小一時間くらいだろうか、アキラとそんな風に話したりしながら遊んでいると、ピンポンという音がなって、あきらの母親が迎えに来た。思ったよりも年上で、中年に差し掛かったくらいの、少し小太りの、柔和な顔をしたショートヘアの女性だった。全身に黒を身にまとって、目を合わせた途端に

「すみません、ご迷惑をおかけしました」

と、深々とお辞儀をされた。アキラは母ちゃんと踊りながら寄ってきて、母親に抱きとめられるようにした。

「本当にありがとうございます。つまらないものですけどよかったら、召し上がってください」

そう言って、菓子折を渡された。

「トシアキさん、またね」

そう言って母親共々帰っていった。


やれやれ、今日は奇妙な1日だった。



あくる日もまた同じような時間に起きた。夕暮れは早くも影の中に吸い込まれそうになっていて、締め切ったカーテンの隙間からもう薄汚いオレンジ色に染まった雲が見えた。

 「まったく毎日毎日同じことだな」

 そう漏らしてからヒーターの電源を入れる。

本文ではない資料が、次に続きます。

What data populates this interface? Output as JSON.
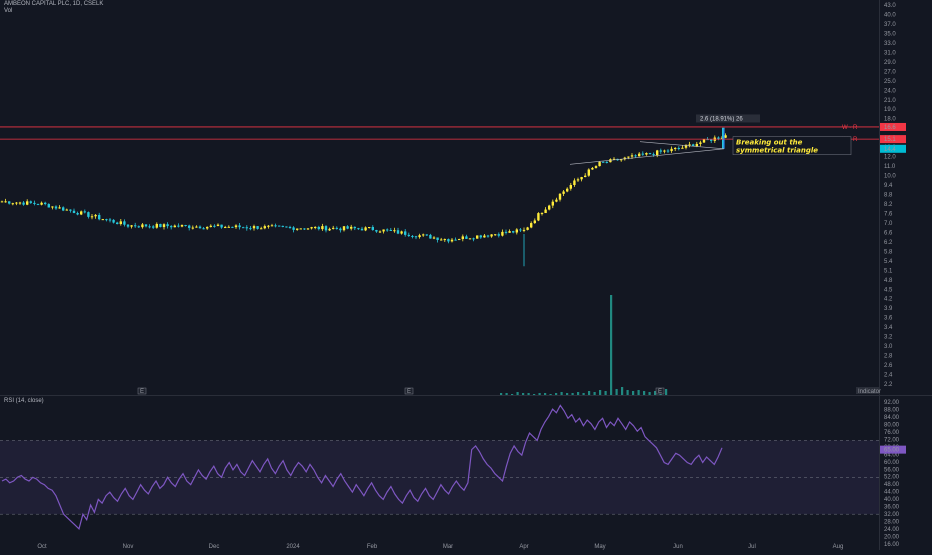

少しして温まってきたヒーターの送風口の所にうずくまっていると、体も少し温まってきて、だんだんとのどが渇いたことがわかってきたので台所に行っていつもと同じようにコーラをコップに注いだ。シュワシュワと音がするコーラにつられて、私もシュワシュワと言ってみる。それから、コップを持ってソファに座り、テレビをつけた。

 私は毎日こういうことをしながら生きているのだ。こういうことをしていると、生きているということがなんだかよく分からなくなってしまう。生きているということは、果たしてどういうことなのだろうか。

 そうこう思っていると、ピンポンと音がした。インターホンが鳴っている。今日もだ。私は誰だろうか、こんな宵の淵にと思った。

 ゆっくり動きだして立ち、玄関に向かう。そしてゆっくりドアを開けると、今日もアキラが立っていた。灰色のトレーナー、ジーンズ、青いジャンパー、赤いマフラーと手袋、メガネ、そして今日は満面の笑みだった。

 何しに来たんだ、と私はぶっきらぼうに言った。私は来客を望んでいない。ましてや、昨日会ったばかりの、しかも迷惑な客に用はないし、嬉しくもない。面倒なことは極力避けたいのだ。

 「遊びに来たんだ。トシアキさんは暇そうだったから」

 アキラはそう言うと、するりと私のわきを抜けておじゃましますと言った。

 私は、それを止めることもできず、また、暇だったのは事実なので、この客を仕方なく受け入れることにした。まあ、彼はコーラが好きだから許すのだ。


 それから少しの間アキラと人形で遊んでいると、アキラは急に不思議そうに尋ねてきた。

 「トシアキさんは何して働いているの」

 私は一瞬強張って、それから、何もしていないんだと答えた。

 「働かないの」

 不思議な表情で私を見つめる。

 私は、どうしようか迷ったが、正直に言うことにした。

 「いや、今はお休みをしているだけなんだよ。少し前までは普通に働いていたんだけどね」

 「ふうん、そっか」

 アキラはそう言って、手に持っていた人形をじっと見つめていた。 

 「働いていないのって不思議か」

 私がそう尋ねると、その純粋で残酷な瞳をこちらに向けて、うん、と言った。

 「父ちゃんも母ちゃんも、いつも働いているから」

 「でも、悪いことをしているわけじゃないよ。大人もいろいろあるのさ」

 そういうと、アキラは何かを考えるようなそぶりをして、色々って何、と尋ねる。私は子どもによくある質問攻めかと少々うんざりした気持ちになったが、中途半端に返答しては負けたような気持になってしまうと思ったので根気強く付き合おうと決めた。

 「そうだなあ、俺の場合は働いてたところからある日突然辞めさせられたんだよ。一生懸命に働いてたんだけどね。それで、次に働く場所を見つけるのがすこしいやになったんだ。それで今は働いていない。分かってくれるか」

 アキラは、ずっと話を聞いて、うん、分かったと言った。

 「じゃあ、トシアキさんはしばらくは暇なんだね。僕、また遊びに来ても良い」

 満面の笑みになって、アキラが尋ねてくる。

 やれやれ、結局そうなってしまうのか。私は少々辟易したが、うん、まあいいよ、と応えたのだった。結局その日は、時間も遅くなってきたのでアキラを帰して、夕食を簡単に取った。